Tuesday 10 December 2013

UNAIDS stresses gender equality for effective response

At a workshop, the UN officials on Monday said gender inequality must be addressed for effective HIV/AIDS response.

Such response should allow people at risk including women and girls equal access to services and treatment within communities and are treated equally before the law.

They said efforts to expand gender equality in national AIDS responses must be based on “a human rights approach”, including the elimination of stigma and discrimination which are high in countries like Bangladesh.

UN Women Country Representative Christine Hunter said “inequality permeates through many social and economic layers of society, which disadvantages women in a myriad of ways”.

And in such case, she said, “women do not have the right to control what happens to their own body, including who they have sex with and when”.

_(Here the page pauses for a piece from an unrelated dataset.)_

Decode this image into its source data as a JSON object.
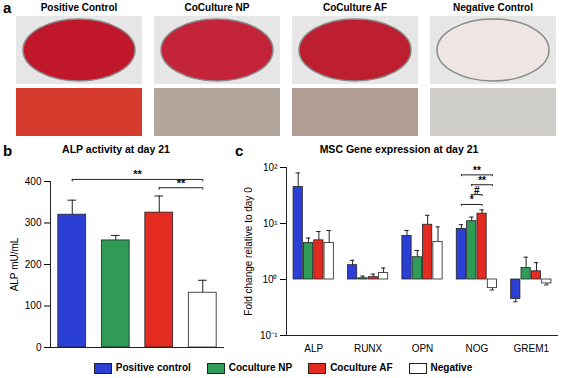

“According to the law marital rape does not exist, yet we know this is not the case,” she said.

On the opening day of the three-day workshop, the participants included different stakeholders including government officials, civil society representatives, NGOs, and key affected population groups.

They discussed gender equality, gender norms, stigma and discrimination and how it affects not only women and girls, but also men and boys.

The experts and the affected also talked about key affected populations such as men who have sex with men, female sex workers, injecting drug users, and transgender (hijra).

They also pointed out at emerging populations who are at risk of contracting HIV such as vulnerable young people and wives of returning migrants.

Line Director of the National AIDS/STD Program (NASP) Md Abdul Waheed said the government believed “gender issues must be a core consideration of the HIV response”.

He said this assessment process would “assist us to identify, and carry forward, areas where the response to HIV/AIDS in Bangladesh can be strengthened with respect to gender”.

UNAIDS Country Coordinator in Bangladesh Leo Kenny said the HIV/AIDS “response cannot be myopic in its view and address gender only in HIV, because gender is a priority in all areas”.

“The way we look at gender and HIV must be transformative,” he said, “transformative means that we must change, we must do things differently”.

The key findings of the workshop will be incorporated into the review of the National Strategic Plan, scheduled for early next year, and the Concept Note which Bangladesh will submit to The Global Fund to Fight AIDS, Tuberculosis and Malaria under the new funding model.

The workshop jointly organised by the government and the UNAIDS will end on Wednesday.